2015 was the year in which network functions virtualization (NFV) got some real lift-off, and SDxCentral was right outside this fledgling’s nest, recording its every (adorable?) move.
Strained metaphors aside, by 2020 the combined revenue for NFV, software-defined networking (SDN), and other software-based network initiatives will exceed $105 billion per annum, according to our own 2015 SDxCentral “SDN and NFV Market Size Report.”

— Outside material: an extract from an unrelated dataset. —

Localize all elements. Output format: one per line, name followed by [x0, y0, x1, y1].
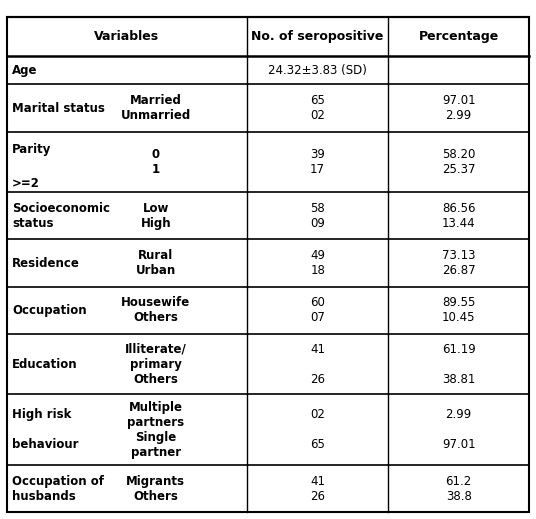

But NFV is really new. It only became defined in 2013. In 2015, one of the most-read stories on SDxCentral was “NFV and SDN: What’s the Difference Two Years Later?” The popularity of such stories is evidence that even engineers at major technology companies are scrambling to educate themselves about these new technologies.
The first major stirrings in NFV came in early March 2015 when Telefónica uploaded its own virtual infrastructure manager (VIM) and NFV orchestrator to a Github repository called OpenMANO. Telefónica is offering the code as a way to spur NFV development. This amounts to an open source version of an NFV management and orchestration (MANO) stack, Telefónica claims.
While real work began in 2015 on NFV MANO, our in-house analyst Scott Raynovich made the argument that the MANO model that was set up by the European Telecommunications Standards Institute (ETSI) has served its useful purpose. He says real-world NFV management is quickly morphing beyond the constraints of the ETSI diagram.
In terms of the work being done on the virtual network functions (VNFs) themselves, SDxCentral predicted in early 2015 that this would be the year when people started noticing the initial functions aren’t exactly polished, and that issues especially arise in OpenStack and Open vSwitch environments.
Sure enough, at SDN & OpenFlow Congress in Germany in October, Axel Clauberg said the cloud VPN service Deutsche Telekom (DT) launched in March “was difficult.” The VPN service is based on OpenStack. Also at the OpenFlow conference, OpenStack came under fire for lagging behind the needs of NFV deployments. If OpenStack can’t do the job, other alternatives could emerge, ranging from proprietary technology to another open source group, such as OPNFV, filling the void.
VMware may have seen these problems with OpenStack coming down the pike. Back in March, David Wright, vice president of operations for VMware’s Telco NFV group, told SDxCentral he doesn’t believe carriers are ready for OpenStack, and a better approach would be to use VMware’s new vCloud NFV. Later in the year, VMware announced new functions for vCloud NFV, which now supports more than 40 VNFs from 30 different vendors.
A lot of NFV activity is happening in Europe, led by providers such as DT and Telefónica. DT is transitioning its European network to all-IP, laying the groundwork for NFV, and Telefónica is implementing its Unica project, a network makeover centered on NFV.
In the United States, AT&T was prominent in 2015. AT&T advanced its Network on Demand project, which uses NFV to create faster on-demand services. It named some specific vendors it’s working with, including Brocade, Cisco, and Juniper Networks, which are helping the carrier with virtual routers, virtual customer premises equipment (vCPE), and other VNFs. AT&T is also making the lowest layers of its network more flexible, which it calls “pushing NFV down the stack.”
This revamping of Layers 1-3 of networks was a trend in 2015. The logic is: In order to move quickly with their SDN and NFV goals, operators’ entire networks need to be more agile, including the lower layers of the OSI model.
Lastly, 2015 saw a couple of companies create portals to promote VNFs. Masergy launched its Virtual f(n), which it compared to a mobile app store for enterprise customers with products such as virtual routers and firewalls. And Hewlett Packard Enterprise (HPE) went live with its OpenNFV Solution Portal, providing communications service providers access to a catalogue of more than 60 VNFs from its HPE OpenNFV partners. HPE ended the year on a sour note, though, as Telefónica reportedly dropped the vendor from its NFV plans.
If there was one thing frequently mentioned at conferences and in interviews in 2015 it was how fast NFV technology is moving. This market is maturing fast, and 2016 could be the year NFV really flies.